Il pareggio di Bergamo introduce alla stagione dei complimenti e dei rimpianti. Una stagione che si concluderà probabilmente non prima dell'inizio del prossimo mercato estivo. Tutti applaudiamo l'esemplare campionato gialloblu, il coraggio dimostrato partita dopo partita in campo, la gioia di alcune prestazioni incredibili, da incorniciare. Ma lo facciamo con il sorriso un po' tirato, con il groppo al cuore, perché ci rendiamo conto che - proprio nel finale - è mancata la scintilla finale. Quella che avrebbe tenuto aperta la speranza della promozione diretta ancora per qualche giorno e che consegna invece il Verona mestamente alla lotteria dei playoff e in condizioni precarie. La frustrazione dei tifosi (e molto probabilmente anche di giocatori e tecnici) è tutta qui: o si andava su diretti, oppure si va ai playoff senza poter contare sulla forza della Sampdoria, la compattezza del Sassuolo (o del Torino), la freschezza Varese. Noi adesso siamo una squadra
stanca e stressata, incapace di trovare continuità e persino di battere l'ultima in classifica in un normale posticipo serale, giocando con il supporto del pubblico a favore. Siamo in continua emergenza fisica e mentale.
Del resto, questo è il Verona. La nostra squadra non è stata costruita per competere per la serie A. L'organico a disposizione vale più o meno quello del Brescia e della Reggina, con alcuni giocatori di categoria superiore, qualche talento futuro, ma piena di gente a fine carriera logorati dagli infortuni o dell'età.

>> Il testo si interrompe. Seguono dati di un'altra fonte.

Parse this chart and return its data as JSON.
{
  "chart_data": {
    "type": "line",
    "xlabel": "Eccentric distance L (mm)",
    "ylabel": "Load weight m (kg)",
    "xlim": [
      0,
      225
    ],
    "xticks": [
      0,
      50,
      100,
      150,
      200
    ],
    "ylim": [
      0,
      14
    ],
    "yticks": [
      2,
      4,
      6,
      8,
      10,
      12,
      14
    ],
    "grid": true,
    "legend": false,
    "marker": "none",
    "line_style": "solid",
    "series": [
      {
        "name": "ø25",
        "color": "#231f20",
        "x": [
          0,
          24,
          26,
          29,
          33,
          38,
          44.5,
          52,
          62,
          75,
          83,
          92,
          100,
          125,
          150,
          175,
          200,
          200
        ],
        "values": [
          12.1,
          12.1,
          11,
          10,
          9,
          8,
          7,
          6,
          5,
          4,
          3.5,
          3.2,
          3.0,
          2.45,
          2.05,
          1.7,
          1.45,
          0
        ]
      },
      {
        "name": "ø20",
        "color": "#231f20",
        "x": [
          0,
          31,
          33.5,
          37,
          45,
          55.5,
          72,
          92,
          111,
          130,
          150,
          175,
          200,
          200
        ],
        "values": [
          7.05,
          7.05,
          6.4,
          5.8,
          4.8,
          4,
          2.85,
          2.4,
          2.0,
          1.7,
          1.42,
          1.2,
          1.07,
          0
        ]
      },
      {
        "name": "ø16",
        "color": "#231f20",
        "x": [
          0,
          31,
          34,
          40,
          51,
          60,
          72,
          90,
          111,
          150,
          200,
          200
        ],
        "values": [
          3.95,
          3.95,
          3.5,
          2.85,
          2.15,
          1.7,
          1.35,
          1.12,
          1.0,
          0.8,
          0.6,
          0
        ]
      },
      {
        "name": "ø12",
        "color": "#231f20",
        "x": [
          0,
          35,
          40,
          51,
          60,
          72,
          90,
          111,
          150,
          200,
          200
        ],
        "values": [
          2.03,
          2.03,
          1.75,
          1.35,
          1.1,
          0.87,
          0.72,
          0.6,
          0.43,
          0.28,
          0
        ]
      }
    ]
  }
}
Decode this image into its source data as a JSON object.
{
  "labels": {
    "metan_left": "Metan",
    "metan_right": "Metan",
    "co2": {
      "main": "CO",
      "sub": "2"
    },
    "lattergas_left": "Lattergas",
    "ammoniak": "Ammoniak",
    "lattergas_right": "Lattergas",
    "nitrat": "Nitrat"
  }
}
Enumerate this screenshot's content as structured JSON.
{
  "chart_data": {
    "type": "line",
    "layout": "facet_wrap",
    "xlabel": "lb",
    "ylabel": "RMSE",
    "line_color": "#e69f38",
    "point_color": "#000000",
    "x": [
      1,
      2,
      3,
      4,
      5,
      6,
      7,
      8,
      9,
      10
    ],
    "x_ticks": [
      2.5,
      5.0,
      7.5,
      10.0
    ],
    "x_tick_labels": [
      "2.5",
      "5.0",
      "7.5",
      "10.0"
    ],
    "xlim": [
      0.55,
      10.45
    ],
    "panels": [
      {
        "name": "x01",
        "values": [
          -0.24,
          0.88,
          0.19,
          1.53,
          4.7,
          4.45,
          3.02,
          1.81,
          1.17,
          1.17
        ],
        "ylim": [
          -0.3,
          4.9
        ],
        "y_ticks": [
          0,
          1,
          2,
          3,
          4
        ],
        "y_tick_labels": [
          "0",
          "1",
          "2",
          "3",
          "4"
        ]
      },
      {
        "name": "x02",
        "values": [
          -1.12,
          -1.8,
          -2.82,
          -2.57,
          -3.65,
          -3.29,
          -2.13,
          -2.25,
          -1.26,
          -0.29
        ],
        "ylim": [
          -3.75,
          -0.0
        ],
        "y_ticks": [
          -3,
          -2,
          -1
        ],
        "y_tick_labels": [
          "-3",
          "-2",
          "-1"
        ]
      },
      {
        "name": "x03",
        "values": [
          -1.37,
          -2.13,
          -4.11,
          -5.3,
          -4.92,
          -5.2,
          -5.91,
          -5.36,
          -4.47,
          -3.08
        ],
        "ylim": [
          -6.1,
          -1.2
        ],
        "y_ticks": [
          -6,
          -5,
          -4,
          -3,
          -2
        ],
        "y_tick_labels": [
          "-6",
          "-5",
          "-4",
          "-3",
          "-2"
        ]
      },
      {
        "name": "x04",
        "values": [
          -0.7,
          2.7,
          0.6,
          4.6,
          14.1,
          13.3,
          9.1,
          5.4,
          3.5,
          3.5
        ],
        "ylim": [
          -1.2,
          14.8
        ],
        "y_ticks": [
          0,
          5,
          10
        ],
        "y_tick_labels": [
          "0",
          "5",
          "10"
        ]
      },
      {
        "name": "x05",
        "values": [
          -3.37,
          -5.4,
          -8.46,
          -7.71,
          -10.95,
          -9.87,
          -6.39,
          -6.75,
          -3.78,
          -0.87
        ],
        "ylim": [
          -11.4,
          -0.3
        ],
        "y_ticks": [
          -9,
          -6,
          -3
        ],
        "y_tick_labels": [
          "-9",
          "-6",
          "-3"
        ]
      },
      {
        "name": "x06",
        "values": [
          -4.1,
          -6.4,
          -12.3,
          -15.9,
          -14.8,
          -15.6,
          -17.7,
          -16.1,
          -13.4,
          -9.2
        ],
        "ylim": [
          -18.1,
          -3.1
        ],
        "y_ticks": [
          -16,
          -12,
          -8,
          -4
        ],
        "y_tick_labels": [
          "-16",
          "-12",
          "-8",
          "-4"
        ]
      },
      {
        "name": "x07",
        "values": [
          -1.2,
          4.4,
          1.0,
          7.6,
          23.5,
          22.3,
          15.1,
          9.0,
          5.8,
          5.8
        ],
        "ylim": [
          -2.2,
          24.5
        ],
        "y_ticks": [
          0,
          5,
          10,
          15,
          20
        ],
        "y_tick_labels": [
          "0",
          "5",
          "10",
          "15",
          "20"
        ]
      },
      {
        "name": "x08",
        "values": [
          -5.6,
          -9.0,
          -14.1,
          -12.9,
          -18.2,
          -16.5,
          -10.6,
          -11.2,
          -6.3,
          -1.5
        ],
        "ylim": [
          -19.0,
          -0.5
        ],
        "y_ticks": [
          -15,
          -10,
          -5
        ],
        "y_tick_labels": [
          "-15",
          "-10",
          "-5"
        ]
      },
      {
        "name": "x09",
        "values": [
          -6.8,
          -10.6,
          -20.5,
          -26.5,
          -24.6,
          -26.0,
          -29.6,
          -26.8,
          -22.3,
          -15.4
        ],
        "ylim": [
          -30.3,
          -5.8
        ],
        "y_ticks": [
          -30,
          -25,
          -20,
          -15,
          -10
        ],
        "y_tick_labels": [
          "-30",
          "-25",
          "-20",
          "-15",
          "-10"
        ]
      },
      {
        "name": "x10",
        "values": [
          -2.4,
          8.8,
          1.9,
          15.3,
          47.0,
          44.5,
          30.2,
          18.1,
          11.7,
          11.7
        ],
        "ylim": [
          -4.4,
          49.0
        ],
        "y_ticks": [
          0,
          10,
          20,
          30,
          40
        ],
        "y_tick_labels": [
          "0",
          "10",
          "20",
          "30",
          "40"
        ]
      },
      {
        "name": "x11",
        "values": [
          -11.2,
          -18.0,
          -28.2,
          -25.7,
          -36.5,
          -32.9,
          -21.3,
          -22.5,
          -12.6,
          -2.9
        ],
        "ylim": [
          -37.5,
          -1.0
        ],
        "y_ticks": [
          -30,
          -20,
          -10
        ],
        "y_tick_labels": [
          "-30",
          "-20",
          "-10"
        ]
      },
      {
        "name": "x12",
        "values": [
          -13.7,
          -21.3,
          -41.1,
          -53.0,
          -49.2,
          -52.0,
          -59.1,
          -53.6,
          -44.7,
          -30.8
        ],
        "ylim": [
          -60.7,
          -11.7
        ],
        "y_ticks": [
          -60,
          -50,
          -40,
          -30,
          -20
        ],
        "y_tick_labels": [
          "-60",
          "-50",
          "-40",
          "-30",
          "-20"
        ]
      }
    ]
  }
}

I 15/20 punti di differenza in più stanno tutti nelle capacità eccezionali di Mandorlini. Ma i valori non si possono mascherare all'infinito.
Poi, è anche vero che quest'anno ci poteva andare meglio. Al di là di qualche arbitraggio, sono mancati i cambi di gennaio a centrocampo e in attacco. Gomez da mesi è solo là davanti, l'unica alternativa è un terzo di Berrettoni (gli altri due terzi lo tengono bloccato in panchina); dietro Hallfredsson e Tachtisids sono stanchi morti. Si è rotto persino Rafael, il portiere più forte della categoria, nel momento critico della stagione.
Nel finale in salita sta andando tutto esattamente all'opposto dell'anno scorso, quando il Verona di questi tempi galoppava bello, forte e soprattutto sereno. A differenza dell'Alessandria che combatteva al suo interno con un passaggio di proprietà che poi non c'è stato; del Sorrento che si è vista mutilare di Paulinho, praticamente come togliere Messi al Barcellona; della Salernitana stressata dal dover giocare ogni partita con la pistola puntata alla tempia del vinci o fallisci.
Oggi a te, domani a me.
Ma qui si chiude anche il mio rammarico. Ho deciso che, a partire da questo momento, prenderò ogni partita che viene senza illusioni, ansie, fantasticherie, preoccupazioni. Voglio divertirmi per quello che potrà mai venir fuori e compiacermi per quanto mi sono divertito. Voglio vivere il finale di stagione per la bellezza che offre e non per quello che avrebbe potuto essere. Voglio sentirmi sazio e appagato e non più bulimico e tormentato. Qualunque cosa accadrà, saranno solo applausi compiaciuti.
Massimo
Colonna sonora: One, degli U2. Cosa altro se no?